12 May 2009

Ups And Downs for Spirit Rover

Posted by Ryan Anderson

This picture shows the light-toned, disturbed soil where Spirit is currently stuck. The wheels spin, but just sink deeper in the soft sand.

This picture shows the light-toned, disturbed soil where Spirit is currently stuck. The wheels spin, but just sink deeper in the soft sand.

Recently, Spirit has had some very good news and some very bad news. The good news is that we just had a huge cleaning event, with high winds blowing the solar panels clean so that we are getting power levels that we haven’t seen in years!

The bad news is that this occurred as Spirit got stuck in deep, soft sand. Last week we were commanding drives of tens of meters and getting tens of millimeters of progress. Not a good situation. The extra power boost helps, but Spirit still needs to get out of the soft soil before winter sets in. We had an all-hands meeting yesterday to discuss the plan for the next few weeks. We will be doing tons of imaging and measurements on the soil surrounding the rover to figure out what its mechanical properties are, and the mock-up rover at JPL will be put into the testbed, stuck in similar piles of soil and the engineers on the team will figure out the best way to extract ourselves.

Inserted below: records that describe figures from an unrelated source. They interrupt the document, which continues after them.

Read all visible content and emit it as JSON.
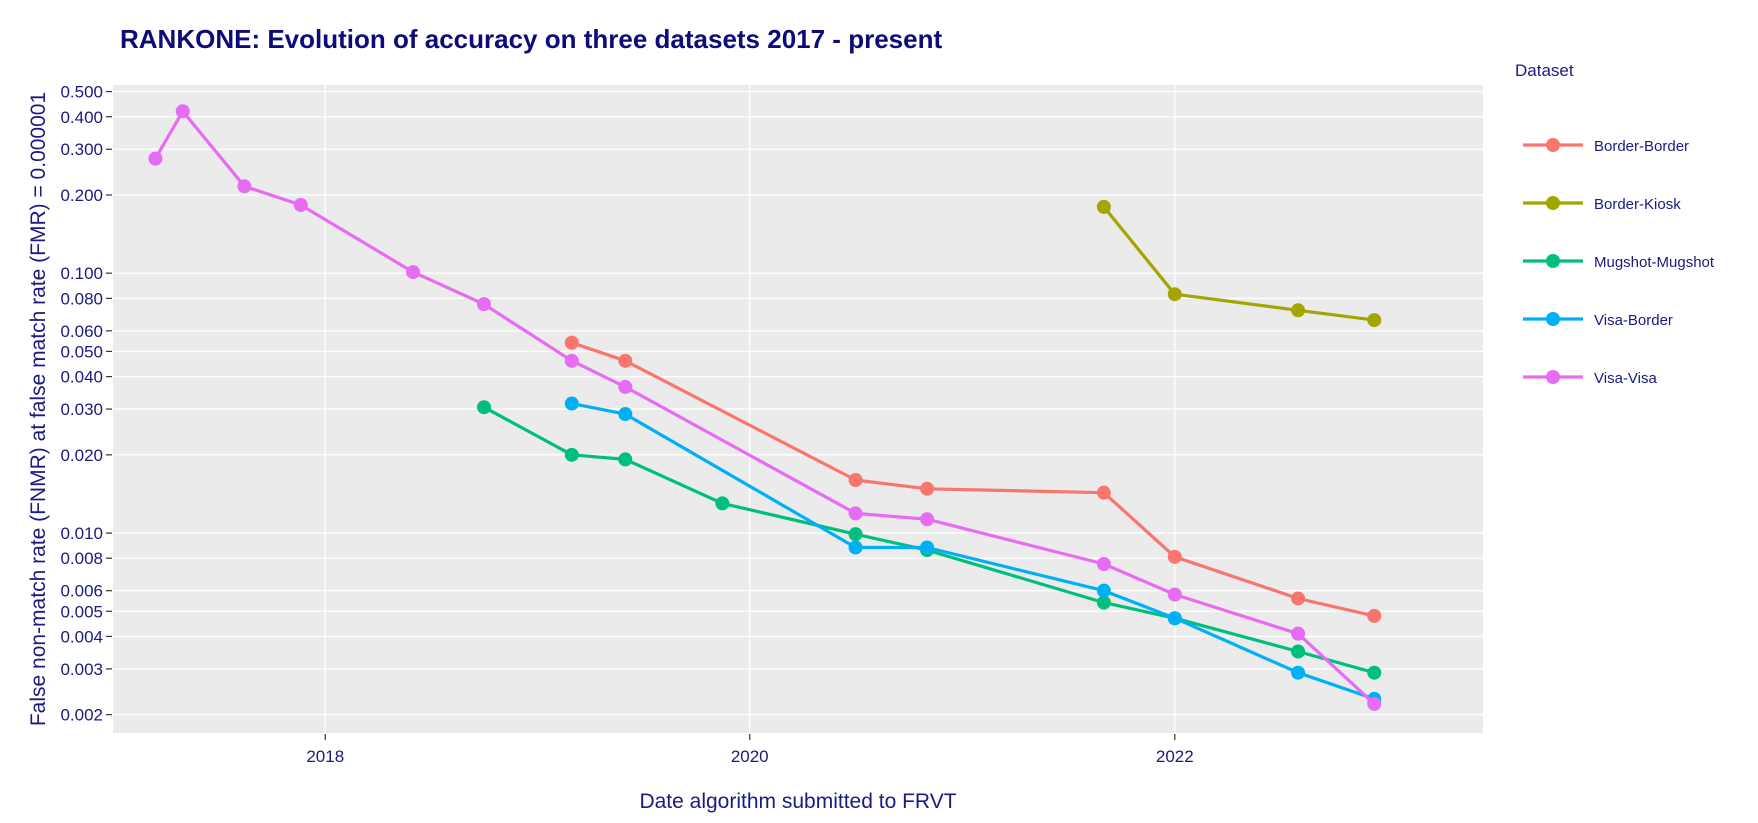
{
  "chart_data": {
    "type": "line",
    "title": "RANKONE: Evolution of accuracy on three datasets 2017 - present",
    "xlabel": "Date algorithm submitted to FRVT",
    "ylabel": "False non-match rate (FNMR) at false match rate (FMR) = 0.000001",
    "x_scale": "time",
    "y_scale": "log",
    "xlim": [
      "2017-01-01",
      "2023-06-15"
    ],
    "ylim": [
      0.0017,
      0.53
    ],
    "x_ticks": [
      {
        "date": "2018-01-01",
        "label": "2018"
      },
      {
        "date": "2020-01-01",
        "label": "2020"
      },
      {
        "date": "2022-01-01",
        "label": "2022"
      }
    ],
    "y_ticks": [
      {
        "value": 0.002,
        "label": "0.002"
      },
      {
        "value": 0.003,
        "label": "0.003"
      },
      {
        "value": 0.004,
        "label": "0.004"
      },
      {
        "value": 0.005,
        "label": "0.005"
      },
      {
        "value": 0.006,
        "label": "0.006"
      },
      {
        "value": 0.008,
        "label": "0.008"
      },
      {
        "value": 0.01,
        "label": "0.010"
      },
      {
        "value": 0.02,
        "label": "0.020"
      },
      {
        "value": 0.03,
        "label": "0.030"
      },
      {
        "value": 0.04,
        "label": "0.040"
      },
      {
        "value": 0.05,
        "label": "0.050"
      },
      {
        "value": 0.06,
        "label": "0.060"
      },
      {
        "value": 0.08,
        "label": "0.080"
      },
      {
        "value": 0.1,
        "label": "0.100"
      },
      {
        "value": 0.2,
        "label": "0.200"
      },
      {
        "value": 0.3,
        "label": "0.300"
      },
      {
        "value": 0.4,
        "label": "0.400"
      },
      {
        "value": 0.5,
        "label": "0.500"
      }
    ],
    "grid": true,
    "legend_title": "Dataset",
    "legend_position": "right",
    "series": [
      {
        "name": "Border-Border",
        "color": "#F8766D",
        "points": [
          {
            "x": "2019-03-01",
            "y": 0.054
          },
          {
            "x": "2019-06-01",
            "y": 0.046
          },
          {
            "x": "2020-07-01",
            "y": 0.016
          },
          {
            "x": "2020-11-01",
            "y": 0.0148
          },
          {
            "x": "2021-09-01",
            "y": 0.0143
          },
          {
            "x": "2022-01-01",
            "y": 0.0081
          },
          {
            "x": "2022-08-01",
            "y": 0.0056
          },
          {
            "x": "2022-12-10",
            "y": 0.0048
          }
        ]
      },
      {
        "name": "Border-Kiosk",
        "color": "#A3A500",
        "points": [
          {
            "x": "2021-09-01",
            "y": 0.18
          },
          {
            "x": "2022-01-01",
            "y": 0.083
          },
          {
            "x": "2022-08-01",
            "y": 0.072
          },
          {
            "x": "2022-12-10",
            "y": 0.066
          }
        ]
      },
      {
        "name": "Mugshot-Mugshot",
        "color": "#00BF7D",
        "points": [
          {
            "x": "2018-10-01",
            "y": 0.0305
          },
          {
            "x": "2019-03-01",
            "y": 0.02
          },
          {
            "x": "2019-06-01",
            "y": 0.0192
          },
          {
            "x": "2019-11-15",
            "y": 0.013
          },
          {
            "x": "2020-07-01",
            "y": 0.0099
          },
          {
            "x": "2020-11-01",
            "y": 0.0086
          },
          {
            "x": "2021-09-01",
            "y": 0.0054
          },
          {
            "x": "2022-01-01",
            "y": 0.0047
          },
          {
            "x": "2022-08-01",
            "y": 0.0035
          },
          {
            "x": "2022-12-10",
            "y": 0.0029
          }
        ]
      },
      {
        "name": "Visa-Border",
        "color": "#00B0F6",
        "points": [
          {
            "x": "2019-03-01",
            "y": 0.0315
          },
          {
            "x": "2019-06-01",
            "y": 0.0287
          },
          {
            "x": "2020-07-01",
            "y": 0.0088
          },
          {
            "x": "2020-11-01",
            "y": 0.0088
          },
          {
            "x": "2021-09-01",
            "y": 0.006
          },
          {
            "x": "2022-01-01",
            "y": 0.0047
          },
          {
            "x": "2022-08-01",
            "y": 0.0029
          },
          {
            "x": "2022-12-10",
            "y": 0.0023
          }
        ]
      },
      {
        "name": "Visa-Visa",
        "color": "#E76BF3",
        "points": [
          {
            "x": "2017-03-15",
            "y": 0.276
          },
          {
            "x": "2017-05-01",
            "y": 0.42
          },
          {
            "x": "2017-08-15",
            "y": 0.216
          },
          {
            "x": "2017-11-20",
            "y": 0.183
          },
          {
            "x": "2018-06-01",
            "y": 0.101
          },
          {
            "x": "2018-10-01",
            "y": 0.076
          },
          {
            "x": "2019-03-01",
            "y": 0.046
          },
          {
            "x": "2019-06-01",
            "y": 0.0365
          },
          {
            "x": "2020-07-01",
            "y": 0.0119
          },
          {
            "x": "2020-11-01",
            "y": 0.0113
          },
          {
            "x": "2021-09-01",
            "y": 0.0076
          },
          {
            "x": "2022-01-01",
            "y": 0.0058
          },
          {
            "x": "2022-08-01",
            "y": 0.0041
          },
          {
            "x": "2022-12-10",
            "y": 0.0022
          }
        ]
      }
    ]
  }
}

For more info, check out this NASA press release:

May 11, 2009

Mars Exploration Rover Mission Status Report

PASADENA, Calif. — The five wheels that still rotate on NASA’s Mars Exploration Rover Spirit have been slipping severely in soft soil during recent attempts to drive, sinking the wheels about halfway into the ground.

The rover team of engineers and scientists has suspended driving Spirit temporarily while studying the ground around the rover and planning simulation tests of driving options with a test rover at NASA’s Jet Propulsion Laboratory, Pasadena, Calif.

“Spirit is in a very difficult situation,” JPL’s John Callas, project manager for Spirit and its twin rover, Opportunity, said Monday. “We are proceeding methodically and cautiously. It may be weeks before we try moving Spirit again. Meanwhile, we are using Spirit’s scientific instruments to learn more about the physical properties of the soil that is giving us trouble.”

Both Spirit and Opportunity have operated more than five years longer than their originally planned missions of three months on Mars and have driven much farther than designed. The rover team has so far developed ways to cope with various symptoms of aging on both rovers.

Spirit has been driving counterclockwise from north to south around a low plateau called “Home Plate” for two months. The rover progressed 122 meters (400 feet) on that route before reaching its current position.

In the past week, the digging-in of Spirit’s wheels has raised concerns that the rover’s belly pan could now be low enough to contact rocks underneath the chassis, which would make getting out of the situation more difficult. The right-front wheel on Spirit stopped working three years ago. Driving with just five powered wheels while dragging or pushing an immobile wheel adds to the challenge of the situation.

Favorably, three times in the past month, wind has removed some of the dust accumulated on Spirit’s solar panels. This increases the rover’s capability for generating electricity.

“The improved power situation buys us time,” Callas said. “We will use that time to plan the next steps carefully. We know that dust storms could return at any time, although the skies are currently clear.”

Behavioral problems that Spirit exhibited in early April — episodes of amnesia, computer resets and failure to wake for communications sessions — have not recurred in the past three weeks, though investigations have yet to diagnose the root causes.

JPL, a division of the California Institute of Technology in Pasadena, manages the Mars Exploration Rover project for NASA’s Science Mission Directorate, Washington.